Pourtant, suite à son divorce en 1963, l'écrivain écossais Galwin Donnell, un type misogyne et misanthrope, décide de tenter l'expérience d'une installation. Cela durera 22 ans avant la survenue d'un drame bien mystérieux en 1985. Suicide, accident ou meurtre ? Cette disparition bâtit la légende de Galwin Donnel, dont ses romans donnèrent lieu à d'innombrables analyses. Ainsi, tous les 3 ans, sont organisées des "Journées d'études internationales" sur l'oeuvre de l'écrivain. Viennent y débattre une poignée d'intellectuels, férus de polar, ayant chacun un avis bien tranché sur l'oeuvre et le maître.

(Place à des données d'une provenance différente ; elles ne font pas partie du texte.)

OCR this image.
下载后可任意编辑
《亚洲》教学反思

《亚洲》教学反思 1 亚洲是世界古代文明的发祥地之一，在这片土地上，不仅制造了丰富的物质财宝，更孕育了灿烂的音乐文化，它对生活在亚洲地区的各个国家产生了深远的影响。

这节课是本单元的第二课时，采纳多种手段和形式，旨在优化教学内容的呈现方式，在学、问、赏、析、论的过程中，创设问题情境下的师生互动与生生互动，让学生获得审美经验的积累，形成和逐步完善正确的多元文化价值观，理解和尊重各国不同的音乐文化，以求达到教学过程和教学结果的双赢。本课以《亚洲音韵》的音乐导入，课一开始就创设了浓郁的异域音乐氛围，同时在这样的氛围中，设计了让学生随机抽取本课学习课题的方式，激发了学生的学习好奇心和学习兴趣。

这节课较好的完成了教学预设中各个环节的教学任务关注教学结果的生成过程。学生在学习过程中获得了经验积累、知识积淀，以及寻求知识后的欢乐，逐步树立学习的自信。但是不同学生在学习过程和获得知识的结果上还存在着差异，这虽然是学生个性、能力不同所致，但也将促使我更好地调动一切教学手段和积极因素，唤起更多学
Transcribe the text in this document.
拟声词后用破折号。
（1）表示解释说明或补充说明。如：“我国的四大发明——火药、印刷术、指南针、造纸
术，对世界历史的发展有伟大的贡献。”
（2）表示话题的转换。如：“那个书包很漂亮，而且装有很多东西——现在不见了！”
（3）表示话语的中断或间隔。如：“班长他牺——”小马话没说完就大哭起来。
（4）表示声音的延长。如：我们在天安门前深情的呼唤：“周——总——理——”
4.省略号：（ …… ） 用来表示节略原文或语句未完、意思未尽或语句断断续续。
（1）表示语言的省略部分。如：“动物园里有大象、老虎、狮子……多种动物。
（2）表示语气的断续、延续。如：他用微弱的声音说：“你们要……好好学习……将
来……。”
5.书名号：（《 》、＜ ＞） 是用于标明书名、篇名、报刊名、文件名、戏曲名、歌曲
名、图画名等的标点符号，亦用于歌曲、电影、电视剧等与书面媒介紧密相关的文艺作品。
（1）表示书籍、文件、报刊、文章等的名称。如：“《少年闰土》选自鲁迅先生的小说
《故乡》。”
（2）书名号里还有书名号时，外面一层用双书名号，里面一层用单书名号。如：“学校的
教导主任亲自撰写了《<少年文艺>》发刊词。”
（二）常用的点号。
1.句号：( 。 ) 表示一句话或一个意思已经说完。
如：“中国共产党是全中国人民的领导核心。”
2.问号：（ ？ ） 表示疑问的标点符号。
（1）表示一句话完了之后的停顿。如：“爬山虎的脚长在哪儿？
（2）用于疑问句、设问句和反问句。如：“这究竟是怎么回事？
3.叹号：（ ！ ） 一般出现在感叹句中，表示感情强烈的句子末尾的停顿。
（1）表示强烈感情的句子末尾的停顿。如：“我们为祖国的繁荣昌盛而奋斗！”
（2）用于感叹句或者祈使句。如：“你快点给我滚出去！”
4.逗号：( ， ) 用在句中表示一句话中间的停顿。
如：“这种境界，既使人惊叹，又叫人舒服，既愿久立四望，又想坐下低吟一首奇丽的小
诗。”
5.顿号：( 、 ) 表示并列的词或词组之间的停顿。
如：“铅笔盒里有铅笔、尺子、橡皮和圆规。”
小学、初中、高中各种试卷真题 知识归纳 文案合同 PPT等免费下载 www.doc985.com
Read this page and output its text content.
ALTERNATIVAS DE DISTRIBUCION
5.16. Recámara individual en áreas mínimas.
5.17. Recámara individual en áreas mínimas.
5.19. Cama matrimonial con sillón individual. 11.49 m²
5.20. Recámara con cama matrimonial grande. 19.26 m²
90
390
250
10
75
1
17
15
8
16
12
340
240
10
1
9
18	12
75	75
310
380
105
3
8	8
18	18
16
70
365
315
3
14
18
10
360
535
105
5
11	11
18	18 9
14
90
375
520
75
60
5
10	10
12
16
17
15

Cet été-là, Emilie, qui travaille une thèse sur l'écrivain mythique, est chargée d'organiser ce rendez-vous. Son compagnon depuis 8 ans, Franck, un jeune infirmier, doit la rejoindre dans quelques jours. Au fond de lui, il espère que ce séjour lui donnera l'occasion de sceller définitivement son union avec Emilie et pourquoi pas de concevoir leur premier enfant.
Le vrai tour de force d'Alice Zeniter est de rendre crédible et de mettre en abîme le statut de l'auteur de polar Gawin Donnel. A coup de citations, en exergue des chapitres, à coup d'extraits de critiques de journaux, en bas de page, et même grâce à des bribes d'articles de Wikipédia, elle crée l'existence du célèbre écrivain écossais. Un rien candide, en début de lecture j'ai voulu vérifier la véracité de l'existence de Gawin Donnel, naturellement, je n'ai rien trouvé. En tout cas, la supercherie est parfaitement menée. Chapeau bas chère Alice !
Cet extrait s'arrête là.